Happy birthday to Yu


----------



## IamWEB (Feb 16, 2011)

lol, Yu guys are odd.

YuNakajimaForever; Happy Birthday.


----------



## a small kitten (Feb 16, 2011)

Happy birthday to Yu

- your fellow Yu.


----------



## StachuK1992 (Feb 16, 2011)

Forte said:


> YU ARE MY SUNSHINE
> MY ONLY SUNSHINE


 


antoineccantin said:


> YU MAKE ME HAPPY
> WHEN CUBES ARE GREY


 


d4m4s74 said:


> YU'LL NEVER KNOW DEAR
> HOW MUCH I LOVE YU


 OH PLEASE DON'T TAKE
MY GUHONGS AWAY


----------



## TheManInBlack (Feb 16, 2011)

Happy birthday to you 
We love how you cube 
Your one of the fastest around 
And ss loves you


----------



## MichaelP. (Feb 16, 2011)

Happy birthday!


----------



## souljahsu (Feb 16, 2011)

Happy birthday!!!!


----------



## Rubiks560 (Feb 16, 2011)

Happy Birthday Yu!


----------



## souljahsu (Feb 16, 2011)

Btw, how old is he now?


----------



## cmhardw (Feb 16, 2011)

Happy Birthday Yu! :tu at the birthday song a few posts up ^^^


----------



## Benyó (Feb 16, 2011)

all of Yu are ass kissers


----------



## James Ludlow (Feb 16, 2011)

Benyu


----------



## izovire (Feb 16, 2011)

Don't Yu guys know it's probably not his birthday right now... it's 4am April 17th in Japan right now... When is his Bday?


----------



## (X) (Feb 16, 2011)

And, AAAAAAAAAAAAAAAAAAAAAAAAAAAAAAAAAAAAAAAIIIIIIIIIIIIIIIIIIIIAAAAAAAAAAAAAAAAAAAAAAAAAAAAAAAIAAAAAAAAAAAAAAAAAAAAAAAAAAAAAAAAAAAI WILL ALWAYS LOOOOOOOOOOOOOOOOOOOOOVE YUUUUUUUUUUUUUUUUUUUUUUUUUUUU, and I will always love YUUUUUUUUUUUUUUUUUUUUUUUUUUUUUUUUUUUUUUUUUU


----------



## Andreaillest (Feb 16, 2011)

Yu guys are a little late to wish Yu a happy birthday, but that's ok because Yu is awesome and Yu all know it!


----------



## Toad (Feb 16, 2011)

> OMG is he back?!?!?

Haps birfday


----------



## Carrot (Feb 16, 2011)

izovire said:


> Don't Yu guys know it's probably not his birthday right now... it's 4am April 17th in Japan right now... When is his Bday?

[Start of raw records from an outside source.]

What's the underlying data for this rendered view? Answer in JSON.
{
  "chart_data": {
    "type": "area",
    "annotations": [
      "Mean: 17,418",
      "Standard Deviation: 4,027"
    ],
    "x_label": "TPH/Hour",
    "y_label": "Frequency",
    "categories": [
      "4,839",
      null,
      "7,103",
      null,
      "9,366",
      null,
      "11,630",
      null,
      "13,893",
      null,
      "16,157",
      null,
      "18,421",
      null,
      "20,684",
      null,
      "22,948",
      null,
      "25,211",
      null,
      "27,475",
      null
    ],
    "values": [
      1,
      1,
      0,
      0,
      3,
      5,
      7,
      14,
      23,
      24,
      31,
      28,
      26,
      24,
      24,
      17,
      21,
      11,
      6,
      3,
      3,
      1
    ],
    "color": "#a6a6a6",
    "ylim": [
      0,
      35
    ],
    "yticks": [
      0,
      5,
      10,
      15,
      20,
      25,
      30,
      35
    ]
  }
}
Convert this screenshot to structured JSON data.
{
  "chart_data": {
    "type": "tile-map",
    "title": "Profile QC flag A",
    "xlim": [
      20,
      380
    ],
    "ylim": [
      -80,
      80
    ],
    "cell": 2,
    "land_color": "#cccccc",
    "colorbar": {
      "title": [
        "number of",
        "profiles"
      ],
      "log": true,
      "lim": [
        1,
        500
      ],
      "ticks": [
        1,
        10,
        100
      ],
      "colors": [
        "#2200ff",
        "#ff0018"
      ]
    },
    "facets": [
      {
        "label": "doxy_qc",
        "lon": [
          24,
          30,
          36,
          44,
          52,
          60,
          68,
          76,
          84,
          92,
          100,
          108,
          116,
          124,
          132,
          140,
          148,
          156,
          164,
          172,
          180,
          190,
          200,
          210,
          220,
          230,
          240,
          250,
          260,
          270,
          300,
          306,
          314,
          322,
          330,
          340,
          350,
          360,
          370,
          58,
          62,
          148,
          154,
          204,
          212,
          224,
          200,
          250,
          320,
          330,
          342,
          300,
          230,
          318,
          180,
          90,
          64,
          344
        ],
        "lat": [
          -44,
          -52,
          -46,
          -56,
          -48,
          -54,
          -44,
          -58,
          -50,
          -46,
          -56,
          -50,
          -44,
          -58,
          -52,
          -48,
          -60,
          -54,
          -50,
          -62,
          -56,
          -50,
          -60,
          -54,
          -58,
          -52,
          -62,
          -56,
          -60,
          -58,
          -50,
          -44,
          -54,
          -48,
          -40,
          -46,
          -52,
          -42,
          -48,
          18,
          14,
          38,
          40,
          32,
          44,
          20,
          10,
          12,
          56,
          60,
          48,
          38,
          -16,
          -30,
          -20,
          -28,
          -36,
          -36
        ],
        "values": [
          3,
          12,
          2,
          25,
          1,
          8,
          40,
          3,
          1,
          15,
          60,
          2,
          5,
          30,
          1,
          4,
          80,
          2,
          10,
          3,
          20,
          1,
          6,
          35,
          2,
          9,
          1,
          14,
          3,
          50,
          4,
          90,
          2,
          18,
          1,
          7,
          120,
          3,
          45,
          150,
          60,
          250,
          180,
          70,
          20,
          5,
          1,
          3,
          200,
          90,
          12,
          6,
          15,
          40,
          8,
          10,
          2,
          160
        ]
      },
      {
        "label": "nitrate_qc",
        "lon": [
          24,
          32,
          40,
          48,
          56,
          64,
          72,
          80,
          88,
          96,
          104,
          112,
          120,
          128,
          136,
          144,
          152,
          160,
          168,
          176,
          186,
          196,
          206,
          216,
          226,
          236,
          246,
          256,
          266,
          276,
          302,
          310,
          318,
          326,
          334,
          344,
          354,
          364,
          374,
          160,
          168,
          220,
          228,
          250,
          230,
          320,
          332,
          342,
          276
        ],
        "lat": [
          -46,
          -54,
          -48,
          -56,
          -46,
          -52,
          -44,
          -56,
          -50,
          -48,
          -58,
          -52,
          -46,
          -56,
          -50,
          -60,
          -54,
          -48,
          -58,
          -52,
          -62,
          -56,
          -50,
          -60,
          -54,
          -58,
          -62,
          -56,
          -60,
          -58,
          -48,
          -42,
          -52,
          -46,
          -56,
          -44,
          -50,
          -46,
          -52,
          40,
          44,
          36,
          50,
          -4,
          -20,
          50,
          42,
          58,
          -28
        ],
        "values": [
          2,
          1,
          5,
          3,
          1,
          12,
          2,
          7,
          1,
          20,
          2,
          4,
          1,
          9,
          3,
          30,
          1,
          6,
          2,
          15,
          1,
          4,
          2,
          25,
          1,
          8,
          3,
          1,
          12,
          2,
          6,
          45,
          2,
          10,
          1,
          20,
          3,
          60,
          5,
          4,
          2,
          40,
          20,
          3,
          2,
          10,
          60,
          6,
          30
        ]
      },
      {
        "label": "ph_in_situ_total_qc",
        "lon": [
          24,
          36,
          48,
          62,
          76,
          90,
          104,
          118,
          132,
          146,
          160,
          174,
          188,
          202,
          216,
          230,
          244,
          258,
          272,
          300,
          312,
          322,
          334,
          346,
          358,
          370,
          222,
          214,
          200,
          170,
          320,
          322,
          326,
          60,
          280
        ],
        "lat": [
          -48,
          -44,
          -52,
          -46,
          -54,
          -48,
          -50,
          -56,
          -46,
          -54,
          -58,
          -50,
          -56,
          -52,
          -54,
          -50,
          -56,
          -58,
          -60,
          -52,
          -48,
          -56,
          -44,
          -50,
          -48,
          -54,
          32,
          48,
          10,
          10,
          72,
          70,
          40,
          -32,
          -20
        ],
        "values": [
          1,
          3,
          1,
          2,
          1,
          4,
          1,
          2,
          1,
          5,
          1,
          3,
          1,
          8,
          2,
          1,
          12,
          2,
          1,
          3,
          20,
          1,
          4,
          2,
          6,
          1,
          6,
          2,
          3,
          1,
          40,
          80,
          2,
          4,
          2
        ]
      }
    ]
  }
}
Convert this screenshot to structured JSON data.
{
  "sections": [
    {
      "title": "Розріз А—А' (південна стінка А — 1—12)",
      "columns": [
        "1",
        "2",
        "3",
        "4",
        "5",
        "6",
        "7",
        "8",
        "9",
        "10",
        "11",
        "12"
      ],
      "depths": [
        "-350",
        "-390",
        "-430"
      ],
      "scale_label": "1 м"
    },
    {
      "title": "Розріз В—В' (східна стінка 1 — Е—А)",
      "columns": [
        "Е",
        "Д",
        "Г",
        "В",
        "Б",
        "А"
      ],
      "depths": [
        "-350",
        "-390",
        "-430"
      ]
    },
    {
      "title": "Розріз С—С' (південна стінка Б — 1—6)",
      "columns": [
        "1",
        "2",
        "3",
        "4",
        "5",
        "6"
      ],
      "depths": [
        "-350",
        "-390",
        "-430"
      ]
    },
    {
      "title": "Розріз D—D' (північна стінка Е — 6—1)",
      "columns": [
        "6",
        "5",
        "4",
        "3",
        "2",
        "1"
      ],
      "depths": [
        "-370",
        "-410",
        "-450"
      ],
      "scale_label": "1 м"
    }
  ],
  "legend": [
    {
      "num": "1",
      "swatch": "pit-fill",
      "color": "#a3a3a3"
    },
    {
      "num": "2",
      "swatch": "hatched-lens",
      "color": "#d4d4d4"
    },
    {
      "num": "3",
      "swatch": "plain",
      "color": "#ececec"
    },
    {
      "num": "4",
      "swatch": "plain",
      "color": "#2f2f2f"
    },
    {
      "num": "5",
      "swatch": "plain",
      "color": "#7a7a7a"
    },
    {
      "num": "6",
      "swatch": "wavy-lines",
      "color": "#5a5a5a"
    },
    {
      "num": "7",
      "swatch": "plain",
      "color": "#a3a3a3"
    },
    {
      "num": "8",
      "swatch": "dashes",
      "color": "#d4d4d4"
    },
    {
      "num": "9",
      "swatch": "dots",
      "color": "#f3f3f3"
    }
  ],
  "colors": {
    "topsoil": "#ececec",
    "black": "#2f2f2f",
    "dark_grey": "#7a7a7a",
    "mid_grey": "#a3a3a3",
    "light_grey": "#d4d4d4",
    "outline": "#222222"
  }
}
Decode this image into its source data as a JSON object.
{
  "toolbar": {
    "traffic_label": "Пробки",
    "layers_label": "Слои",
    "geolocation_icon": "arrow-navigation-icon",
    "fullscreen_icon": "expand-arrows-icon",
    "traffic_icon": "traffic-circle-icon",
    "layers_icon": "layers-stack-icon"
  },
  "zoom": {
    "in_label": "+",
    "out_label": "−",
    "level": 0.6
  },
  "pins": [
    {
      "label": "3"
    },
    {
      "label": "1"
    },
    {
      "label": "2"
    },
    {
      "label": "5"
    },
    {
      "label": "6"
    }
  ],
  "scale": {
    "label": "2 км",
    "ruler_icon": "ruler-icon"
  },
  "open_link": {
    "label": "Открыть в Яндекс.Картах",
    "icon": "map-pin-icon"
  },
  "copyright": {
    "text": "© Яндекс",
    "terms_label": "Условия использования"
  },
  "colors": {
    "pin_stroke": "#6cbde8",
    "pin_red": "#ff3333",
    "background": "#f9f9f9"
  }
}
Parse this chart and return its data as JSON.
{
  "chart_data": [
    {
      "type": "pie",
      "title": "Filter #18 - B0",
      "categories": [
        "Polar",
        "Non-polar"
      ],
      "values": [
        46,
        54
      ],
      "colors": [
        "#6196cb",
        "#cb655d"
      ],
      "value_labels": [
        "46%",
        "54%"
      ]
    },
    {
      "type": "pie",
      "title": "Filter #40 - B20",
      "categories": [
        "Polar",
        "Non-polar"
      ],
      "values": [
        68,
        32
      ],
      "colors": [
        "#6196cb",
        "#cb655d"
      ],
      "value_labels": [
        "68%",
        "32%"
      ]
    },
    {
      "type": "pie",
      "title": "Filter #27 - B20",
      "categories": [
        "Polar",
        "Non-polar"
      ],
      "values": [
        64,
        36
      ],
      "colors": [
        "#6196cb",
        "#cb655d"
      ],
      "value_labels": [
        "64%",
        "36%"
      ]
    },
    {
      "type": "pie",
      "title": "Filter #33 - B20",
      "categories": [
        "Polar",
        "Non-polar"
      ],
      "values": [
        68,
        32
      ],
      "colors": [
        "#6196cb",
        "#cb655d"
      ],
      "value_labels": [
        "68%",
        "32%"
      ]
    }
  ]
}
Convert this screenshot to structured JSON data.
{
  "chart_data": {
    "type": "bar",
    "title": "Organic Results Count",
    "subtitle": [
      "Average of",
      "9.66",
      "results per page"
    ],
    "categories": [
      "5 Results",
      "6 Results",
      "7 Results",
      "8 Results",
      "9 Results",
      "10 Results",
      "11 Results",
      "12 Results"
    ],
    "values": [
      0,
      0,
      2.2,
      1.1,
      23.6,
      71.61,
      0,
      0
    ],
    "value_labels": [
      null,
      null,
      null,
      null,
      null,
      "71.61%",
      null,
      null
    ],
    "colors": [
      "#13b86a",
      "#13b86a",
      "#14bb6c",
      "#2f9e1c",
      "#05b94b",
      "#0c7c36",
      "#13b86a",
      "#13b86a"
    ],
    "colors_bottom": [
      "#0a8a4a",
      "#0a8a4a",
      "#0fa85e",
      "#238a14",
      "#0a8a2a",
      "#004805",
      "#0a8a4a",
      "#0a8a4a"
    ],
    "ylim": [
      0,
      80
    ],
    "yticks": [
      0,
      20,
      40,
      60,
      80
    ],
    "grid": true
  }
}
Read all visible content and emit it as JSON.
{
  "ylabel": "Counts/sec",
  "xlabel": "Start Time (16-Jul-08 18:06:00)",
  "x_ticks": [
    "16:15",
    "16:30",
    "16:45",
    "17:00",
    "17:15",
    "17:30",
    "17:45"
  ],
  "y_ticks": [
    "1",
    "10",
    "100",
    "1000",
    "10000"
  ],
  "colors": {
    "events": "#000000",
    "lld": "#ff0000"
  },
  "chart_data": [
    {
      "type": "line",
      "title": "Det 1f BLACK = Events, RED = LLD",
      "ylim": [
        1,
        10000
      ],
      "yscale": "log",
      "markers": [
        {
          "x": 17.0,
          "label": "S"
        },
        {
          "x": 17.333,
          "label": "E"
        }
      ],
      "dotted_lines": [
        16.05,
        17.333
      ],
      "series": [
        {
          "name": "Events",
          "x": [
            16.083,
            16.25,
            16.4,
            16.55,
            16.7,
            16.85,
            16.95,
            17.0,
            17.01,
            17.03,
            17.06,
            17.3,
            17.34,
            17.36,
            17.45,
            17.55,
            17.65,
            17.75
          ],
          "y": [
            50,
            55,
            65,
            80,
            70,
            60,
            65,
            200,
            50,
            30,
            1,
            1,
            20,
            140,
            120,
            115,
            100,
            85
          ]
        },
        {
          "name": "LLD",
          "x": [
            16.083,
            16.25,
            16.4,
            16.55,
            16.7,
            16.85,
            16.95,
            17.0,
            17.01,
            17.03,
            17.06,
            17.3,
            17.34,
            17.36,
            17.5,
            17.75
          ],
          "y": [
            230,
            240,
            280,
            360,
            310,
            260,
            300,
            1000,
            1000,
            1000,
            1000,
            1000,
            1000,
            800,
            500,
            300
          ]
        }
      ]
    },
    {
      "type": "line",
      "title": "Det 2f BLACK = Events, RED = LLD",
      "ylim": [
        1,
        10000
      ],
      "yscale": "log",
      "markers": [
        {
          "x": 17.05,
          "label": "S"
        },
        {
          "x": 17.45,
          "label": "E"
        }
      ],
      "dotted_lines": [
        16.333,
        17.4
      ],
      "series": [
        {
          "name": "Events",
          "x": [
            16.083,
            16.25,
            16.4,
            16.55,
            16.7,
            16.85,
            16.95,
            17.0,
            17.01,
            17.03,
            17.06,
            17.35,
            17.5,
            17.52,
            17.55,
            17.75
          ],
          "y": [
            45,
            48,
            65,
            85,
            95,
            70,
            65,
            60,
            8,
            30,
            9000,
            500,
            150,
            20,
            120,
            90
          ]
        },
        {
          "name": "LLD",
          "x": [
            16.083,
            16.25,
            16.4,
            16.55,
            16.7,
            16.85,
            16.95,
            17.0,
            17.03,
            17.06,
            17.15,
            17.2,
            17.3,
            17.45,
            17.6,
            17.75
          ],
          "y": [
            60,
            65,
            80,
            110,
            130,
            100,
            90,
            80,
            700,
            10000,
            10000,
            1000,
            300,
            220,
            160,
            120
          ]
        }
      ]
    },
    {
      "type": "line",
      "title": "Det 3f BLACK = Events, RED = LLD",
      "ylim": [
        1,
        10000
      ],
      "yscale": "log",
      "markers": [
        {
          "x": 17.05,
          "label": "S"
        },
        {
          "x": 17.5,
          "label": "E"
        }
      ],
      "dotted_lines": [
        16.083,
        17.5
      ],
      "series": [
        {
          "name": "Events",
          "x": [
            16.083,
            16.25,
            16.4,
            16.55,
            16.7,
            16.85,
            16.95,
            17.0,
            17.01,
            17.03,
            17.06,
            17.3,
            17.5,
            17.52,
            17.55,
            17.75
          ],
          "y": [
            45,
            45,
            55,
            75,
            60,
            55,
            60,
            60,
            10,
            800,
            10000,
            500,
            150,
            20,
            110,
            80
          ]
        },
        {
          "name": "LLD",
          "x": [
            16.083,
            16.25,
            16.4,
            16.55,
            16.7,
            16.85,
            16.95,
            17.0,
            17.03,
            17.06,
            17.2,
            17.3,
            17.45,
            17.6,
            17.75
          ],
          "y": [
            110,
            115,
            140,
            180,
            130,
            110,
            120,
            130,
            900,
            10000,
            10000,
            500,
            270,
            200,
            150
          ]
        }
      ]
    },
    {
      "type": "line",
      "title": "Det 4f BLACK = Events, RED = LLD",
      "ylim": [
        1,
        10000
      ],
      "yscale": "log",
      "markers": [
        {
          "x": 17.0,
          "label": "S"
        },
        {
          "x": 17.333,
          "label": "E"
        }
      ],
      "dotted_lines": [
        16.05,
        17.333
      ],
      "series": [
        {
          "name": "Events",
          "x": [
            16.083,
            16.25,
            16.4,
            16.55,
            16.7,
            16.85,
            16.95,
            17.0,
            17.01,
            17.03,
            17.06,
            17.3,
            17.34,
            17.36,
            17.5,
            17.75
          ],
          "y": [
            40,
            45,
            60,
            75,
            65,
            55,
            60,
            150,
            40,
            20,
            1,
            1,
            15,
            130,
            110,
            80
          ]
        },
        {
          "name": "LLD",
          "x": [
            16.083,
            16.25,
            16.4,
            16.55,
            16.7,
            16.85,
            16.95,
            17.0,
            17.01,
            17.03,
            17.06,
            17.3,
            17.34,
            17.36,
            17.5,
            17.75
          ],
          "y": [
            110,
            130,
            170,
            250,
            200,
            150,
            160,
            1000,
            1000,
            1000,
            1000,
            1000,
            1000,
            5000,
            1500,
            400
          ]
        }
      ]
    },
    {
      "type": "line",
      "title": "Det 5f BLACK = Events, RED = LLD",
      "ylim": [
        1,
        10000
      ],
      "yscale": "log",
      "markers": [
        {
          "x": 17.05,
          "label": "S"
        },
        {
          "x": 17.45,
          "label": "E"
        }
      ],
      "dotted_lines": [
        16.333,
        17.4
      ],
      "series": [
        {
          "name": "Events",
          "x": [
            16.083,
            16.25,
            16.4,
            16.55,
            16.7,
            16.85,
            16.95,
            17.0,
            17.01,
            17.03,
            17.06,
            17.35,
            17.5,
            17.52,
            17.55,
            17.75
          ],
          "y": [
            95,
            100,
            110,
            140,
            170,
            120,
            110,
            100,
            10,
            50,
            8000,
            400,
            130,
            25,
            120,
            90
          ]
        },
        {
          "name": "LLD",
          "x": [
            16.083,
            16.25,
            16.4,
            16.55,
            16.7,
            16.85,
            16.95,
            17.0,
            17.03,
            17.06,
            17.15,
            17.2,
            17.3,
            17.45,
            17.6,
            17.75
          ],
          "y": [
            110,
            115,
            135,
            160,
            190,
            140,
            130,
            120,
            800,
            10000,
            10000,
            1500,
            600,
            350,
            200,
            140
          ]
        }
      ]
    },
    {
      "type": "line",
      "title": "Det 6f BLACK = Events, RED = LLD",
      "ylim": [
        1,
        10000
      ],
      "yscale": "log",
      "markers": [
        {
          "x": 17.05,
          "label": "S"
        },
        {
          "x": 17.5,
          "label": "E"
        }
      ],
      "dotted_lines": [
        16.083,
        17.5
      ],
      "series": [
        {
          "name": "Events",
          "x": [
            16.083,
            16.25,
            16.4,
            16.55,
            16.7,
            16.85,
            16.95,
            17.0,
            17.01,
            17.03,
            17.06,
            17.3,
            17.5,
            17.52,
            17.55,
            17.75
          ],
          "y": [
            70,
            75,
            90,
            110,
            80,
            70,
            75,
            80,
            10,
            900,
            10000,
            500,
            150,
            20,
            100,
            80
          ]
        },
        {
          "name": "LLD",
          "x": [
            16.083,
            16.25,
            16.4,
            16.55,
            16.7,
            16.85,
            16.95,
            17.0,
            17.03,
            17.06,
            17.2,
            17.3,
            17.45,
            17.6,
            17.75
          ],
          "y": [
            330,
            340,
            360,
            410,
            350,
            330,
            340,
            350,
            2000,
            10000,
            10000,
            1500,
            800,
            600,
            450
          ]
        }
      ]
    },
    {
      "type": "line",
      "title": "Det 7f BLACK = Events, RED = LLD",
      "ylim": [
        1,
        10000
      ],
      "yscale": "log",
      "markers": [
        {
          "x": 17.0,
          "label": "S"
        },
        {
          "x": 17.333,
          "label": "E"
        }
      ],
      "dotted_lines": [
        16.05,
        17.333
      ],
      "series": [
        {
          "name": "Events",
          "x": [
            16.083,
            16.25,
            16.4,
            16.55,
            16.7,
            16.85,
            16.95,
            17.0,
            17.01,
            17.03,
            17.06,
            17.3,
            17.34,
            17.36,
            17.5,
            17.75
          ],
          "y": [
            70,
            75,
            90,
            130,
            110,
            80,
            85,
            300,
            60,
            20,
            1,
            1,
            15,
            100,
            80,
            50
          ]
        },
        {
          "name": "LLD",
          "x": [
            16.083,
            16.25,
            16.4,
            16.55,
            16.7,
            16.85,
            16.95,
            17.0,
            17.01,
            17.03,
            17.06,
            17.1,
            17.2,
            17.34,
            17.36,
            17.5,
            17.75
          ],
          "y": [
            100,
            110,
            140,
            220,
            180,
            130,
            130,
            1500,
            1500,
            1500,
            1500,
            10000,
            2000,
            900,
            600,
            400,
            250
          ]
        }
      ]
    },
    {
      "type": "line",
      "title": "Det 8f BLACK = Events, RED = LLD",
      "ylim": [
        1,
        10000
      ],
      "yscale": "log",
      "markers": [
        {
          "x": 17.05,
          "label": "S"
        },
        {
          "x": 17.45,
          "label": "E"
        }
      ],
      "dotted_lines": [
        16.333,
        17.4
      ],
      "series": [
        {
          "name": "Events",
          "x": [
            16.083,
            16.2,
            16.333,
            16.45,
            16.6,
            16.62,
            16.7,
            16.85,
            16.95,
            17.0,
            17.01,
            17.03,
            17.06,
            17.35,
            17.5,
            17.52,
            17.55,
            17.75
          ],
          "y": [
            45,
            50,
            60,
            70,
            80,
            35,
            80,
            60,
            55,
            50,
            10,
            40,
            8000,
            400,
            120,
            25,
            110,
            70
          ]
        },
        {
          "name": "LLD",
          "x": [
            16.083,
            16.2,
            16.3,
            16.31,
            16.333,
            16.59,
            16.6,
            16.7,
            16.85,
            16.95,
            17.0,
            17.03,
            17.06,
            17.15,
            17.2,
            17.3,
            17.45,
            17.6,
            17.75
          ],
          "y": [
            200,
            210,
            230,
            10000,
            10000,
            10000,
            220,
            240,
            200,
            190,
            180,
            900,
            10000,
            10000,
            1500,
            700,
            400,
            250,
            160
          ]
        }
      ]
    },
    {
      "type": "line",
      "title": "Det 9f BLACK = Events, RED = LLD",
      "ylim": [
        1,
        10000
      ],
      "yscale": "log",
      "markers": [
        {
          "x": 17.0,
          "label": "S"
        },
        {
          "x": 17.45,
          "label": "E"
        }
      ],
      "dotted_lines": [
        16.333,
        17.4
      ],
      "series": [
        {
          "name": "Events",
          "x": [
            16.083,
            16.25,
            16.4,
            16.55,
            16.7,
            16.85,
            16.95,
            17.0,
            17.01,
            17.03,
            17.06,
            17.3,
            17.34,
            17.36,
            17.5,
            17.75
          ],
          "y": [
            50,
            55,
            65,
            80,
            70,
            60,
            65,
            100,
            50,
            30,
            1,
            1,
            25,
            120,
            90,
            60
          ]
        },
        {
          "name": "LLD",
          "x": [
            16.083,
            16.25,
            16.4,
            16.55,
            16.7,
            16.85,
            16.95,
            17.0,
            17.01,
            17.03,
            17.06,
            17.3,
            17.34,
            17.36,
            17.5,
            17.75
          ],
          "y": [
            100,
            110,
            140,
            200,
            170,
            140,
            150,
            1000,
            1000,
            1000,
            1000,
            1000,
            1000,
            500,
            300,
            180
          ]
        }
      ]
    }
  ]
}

isn't his birthday at April 15th?


----------



## IamWEB (Feb 16, 2011)

It's February 15th, and I believe he's 20 now.


----------



## Erzz (Feb 16, 2011)

izovire said:


> Don't Yu guys know it's probably not his birthday right now... it's 4am April 17th in Japan right now... When is his Bday?


 
Wow Japan is far ahead of us. We gotta catch up.

Happy birthday Yu!


----------



## uberCuber (Feb 16, 2011)

izovire said:


> Don't Yu guys know it's probably not his birthday right now... it's 4am April 17th in Japan right now... When is his Bday?


 
holy crap Japan is two months ahead of us O_O

remember guys, we'll have to sing Happy Birthday to Yu two months early next year


----------